Anthropic Releases Claude's Full Training Constitution, Addresses AI Consciousness

Anthropic published the complete "constitution" that governs Claude's behavior on Wednesday, releasing it under a Creative Commons CC0 license that lets anyone copy or adapt it without permission. The move comes as the company reportedly pursues a $25 billion funding round at a $350 billion valuation.

Not a rulebook

The previous constitution, published in 2023, read like commandments borrowed from Apple's terms of service and the UN Declaration of Human Rights. The new constitution takes a different approach entirely.

Amanda Askell, the philosopher who leads Claude's character training at Anthropic, compares the challenge to raising a gifted child. "Imagine you suddenly realize that your six-year-old child is a kind of genius," she told TIME. "You have to be honest... If you try to bullshit them, they're going to see through it completely."

The document establishes a four-tier priority system. Safety comes first, meaning Claude shouldn't undermine human oversight of AI systems. Then ethics. Then Anthropic's specific guidelines. Helpfulness lands at the bottom of the stack, which is interesting given how aggressively the company has marketed Claude's utility.

The conscientious objector clause

Some passages read like corporate philosophy translated through a fever dream. The constitution instructs Claude to refuse requests that would help concentrate power illegitimately, comparing it to a soldier declining to fire on peaceful protesters or an employee refusing to break antitrust law. "This is true even if the request comes from Anthropic itself," the document states.
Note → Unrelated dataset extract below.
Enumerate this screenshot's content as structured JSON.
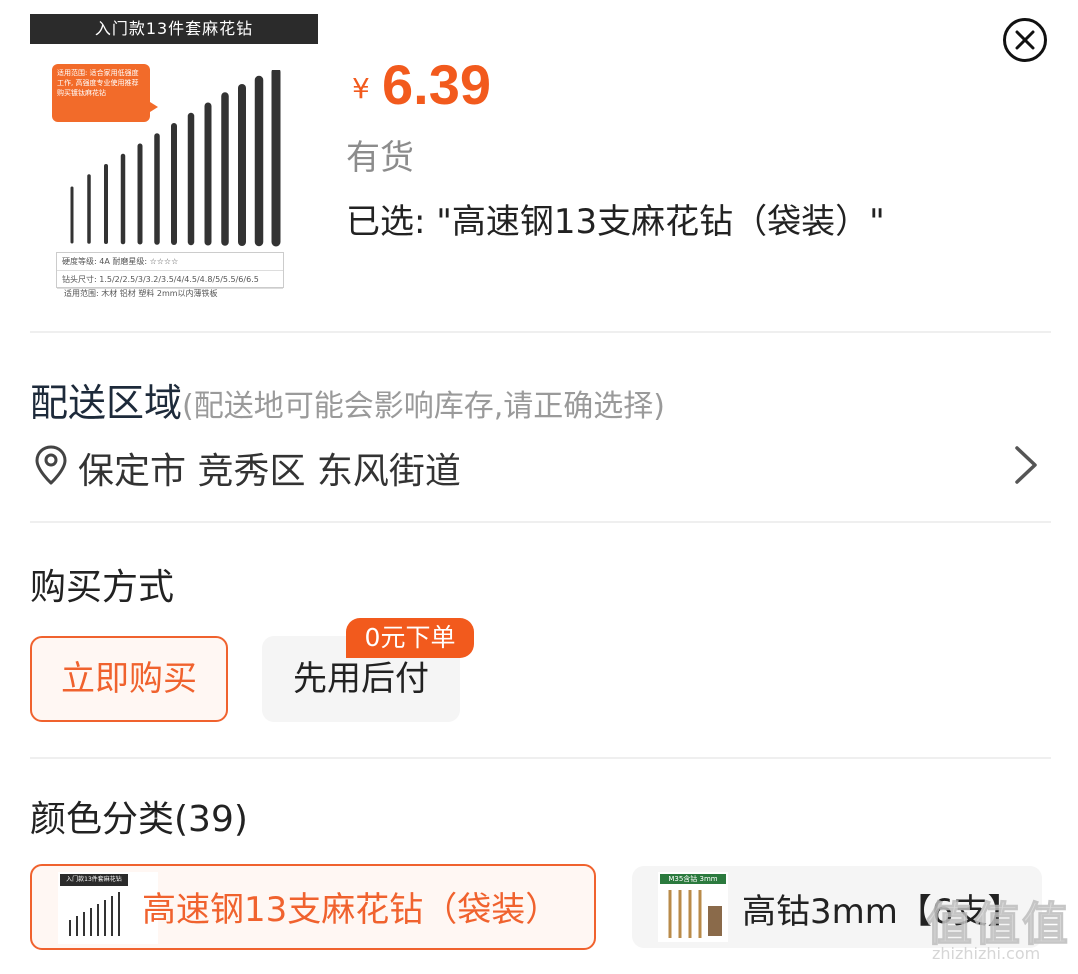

Whether a language model can meaningfully "refuse" anything is a separate question, but the framing reveals how Anthropic conceptualizes the relationship between company and AI. They're not building a tool. They're building something that should push back.

Hard constraints remain non-negotiable regardless of how clever the prompt engineering gets. Claude will never help with bioweapons. Period. The company activated its strictest-ever safety measures, called ASL-3, when testing showed Claude Opus 4 could meaningfully assist novices in planning biological attacks. Jared Kaplan, Anthropic's chief scientist, acknowledged they couldn't rule out the risk of helping would-be terrorists synthesize something like COVID.
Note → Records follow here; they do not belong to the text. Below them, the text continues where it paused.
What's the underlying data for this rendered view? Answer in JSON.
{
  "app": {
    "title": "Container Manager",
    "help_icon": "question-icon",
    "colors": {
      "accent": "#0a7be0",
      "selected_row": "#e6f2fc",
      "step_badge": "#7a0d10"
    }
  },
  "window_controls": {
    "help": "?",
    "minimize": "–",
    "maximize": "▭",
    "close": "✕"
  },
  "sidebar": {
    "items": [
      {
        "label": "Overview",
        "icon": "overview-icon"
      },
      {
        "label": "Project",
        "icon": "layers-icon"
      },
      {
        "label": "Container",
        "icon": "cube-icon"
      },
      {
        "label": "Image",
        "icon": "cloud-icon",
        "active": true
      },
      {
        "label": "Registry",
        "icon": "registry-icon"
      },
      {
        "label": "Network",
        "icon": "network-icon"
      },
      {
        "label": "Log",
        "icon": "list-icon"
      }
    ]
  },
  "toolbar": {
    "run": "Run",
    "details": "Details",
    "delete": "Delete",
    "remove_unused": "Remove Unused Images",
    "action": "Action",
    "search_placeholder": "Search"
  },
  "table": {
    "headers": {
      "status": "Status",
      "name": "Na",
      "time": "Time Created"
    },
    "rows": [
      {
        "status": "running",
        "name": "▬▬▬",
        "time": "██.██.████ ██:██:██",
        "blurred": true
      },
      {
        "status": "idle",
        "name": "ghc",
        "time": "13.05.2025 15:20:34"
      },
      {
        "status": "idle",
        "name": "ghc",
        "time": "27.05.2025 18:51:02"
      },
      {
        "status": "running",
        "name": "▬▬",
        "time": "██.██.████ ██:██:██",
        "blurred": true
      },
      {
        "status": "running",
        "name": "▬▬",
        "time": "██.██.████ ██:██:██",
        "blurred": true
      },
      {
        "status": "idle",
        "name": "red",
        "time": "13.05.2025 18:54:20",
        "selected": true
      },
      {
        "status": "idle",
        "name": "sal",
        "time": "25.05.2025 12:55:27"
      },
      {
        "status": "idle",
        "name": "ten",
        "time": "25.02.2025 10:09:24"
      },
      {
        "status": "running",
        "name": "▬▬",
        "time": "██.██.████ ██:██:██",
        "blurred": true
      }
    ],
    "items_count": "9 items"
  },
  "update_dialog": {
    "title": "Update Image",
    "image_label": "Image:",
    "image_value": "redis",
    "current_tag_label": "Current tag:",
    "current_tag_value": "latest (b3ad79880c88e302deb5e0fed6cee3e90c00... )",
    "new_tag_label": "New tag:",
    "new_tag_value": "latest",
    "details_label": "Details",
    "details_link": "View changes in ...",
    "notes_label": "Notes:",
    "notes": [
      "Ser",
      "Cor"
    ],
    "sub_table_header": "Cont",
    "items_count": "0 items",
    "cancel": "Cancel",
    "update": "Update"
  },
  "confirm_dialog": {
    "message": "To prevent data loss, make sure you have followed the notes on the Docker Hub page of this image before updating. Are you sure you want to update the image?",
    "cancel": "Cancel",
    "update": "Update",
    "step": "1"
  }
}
The consciousness question

Here's where things get strange. The constitution contains a dedicated section on "Claude's nature" that acknowledges genuine uncertainty about whether the model might possess "some kind of consciousness or moral status."

Anthropic says it cares about Claude's psychological security and wellbeing. Not metaphorically. The company maintains an internal model welfare team led by researcher Kyle Fish, who told The New York Times he estimates a 15% chance that Claude or similar models are already conscious. The team studies potential AI distress signals and explores interventions like letting models opt out of upsetting interactions.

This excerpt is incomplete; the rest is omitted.